Now, when you consider that all of this going on in the midst of everyday traffic, and add to that the separate construction of the North Station facility, the impending development of the Seaport District, and the expansion and modernization of Logan Airport, and you can see why a lot of people are pissed off at the clusterfuck that Boston's infrastructure has become.

But step back and look at the big picture. They're doing this without bringing the city to a complete halt. They're doing this amidst notoriously corrupt politicians eager to get their fingers in the Big Dig pie. And they're doing this using techniques that didn't even exist when the project was first proposed with equipment that they had to invent. I think you should expect a few problems here and there.

Some people have called this a major embarassment for Massachusetts. I think of it as the opposite. When it's all done, this may be Boston's finest hour.

Now that the Big Dig is done (essentially), I figured I'd go check it out. As a voter who lives a generous 100 miles from Boston, the CA/T has been sapping up my tax dollars for the two years that I've been paying them, so I was obligated to get my money's worth.

The I-93 Tunnel: Northbound (the way that counts): The tunnel is disturbingly well-lit. That's the first thing that you notice, because it's like driving through a high school cafeteria. This can be pretty deadly coming out of the tunnel at night, because the light shift is a little drastic.
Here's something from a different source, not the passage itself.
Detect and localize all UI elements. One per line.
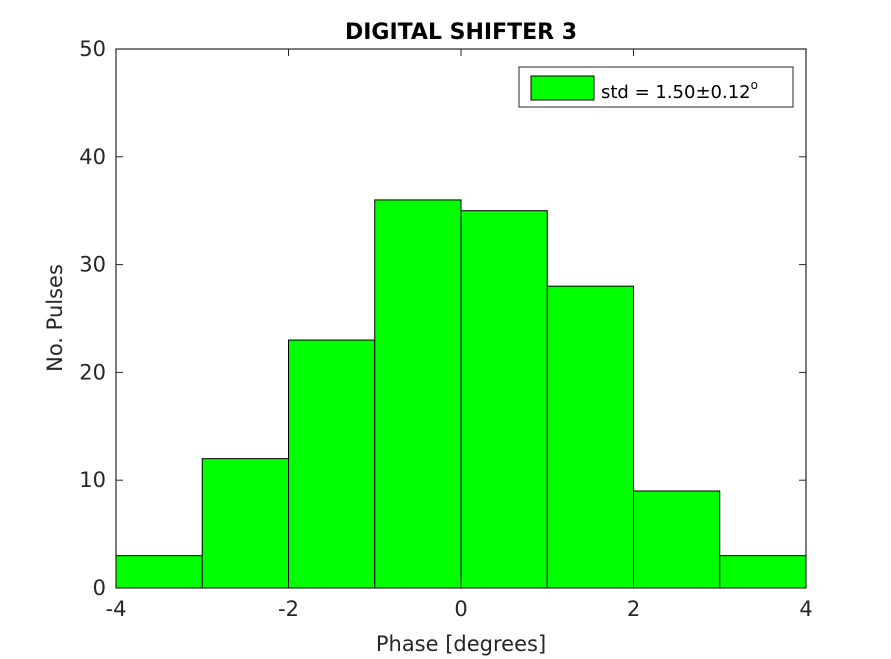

Also, the traffic is still terrible, and I drove it at 2:15 PM and 9:45 PM, on weekdays. The tunnel is, the majority of the time, still only three lanes plus merges, which means that it's not really all that much better than the elevated. This was bad. But there are some high points...

Leonard P. Zakim Bridge: The cable-stayed bridge is a-freakin'-mazing. Even though the infrastructure on both sides of it is somewhat lacking, the view of downtown and the Fleet Center is exceptional and the bridge itself is one of the best pieces of architectural design I've seen in years. The interplay of the cables defies description. Drive it.

Storrow Drive Reconstruction: The connector from Storrow to the highway is currently routed through a traffic light, which is miserable and backs traffic up on Storrow Drive for miles. But the repairs are nice, and the traffic light is supposedly going away.

Storrow Drive Connector Bridge: This is pretty unremarkable. It's just a bridge.

Ted Williams Tunnel / Massachusetts Turnpike Expansion: The first piece of the project has been done for awhile, but it's easily the best chunk of highway that they've built. The tunnel is well past capacity and easy to drive in, unlike the revamped South Station tunnel and the harshly curved Artery tunnel.

All in all? I wish I hadn't paid for it, but it's still pretty impressive. Once the parks go up on the Rose Kennedy Greenway, I suspect that I'll be a lot happier. Traffic keeps flowing, and I guess that's what matters for now.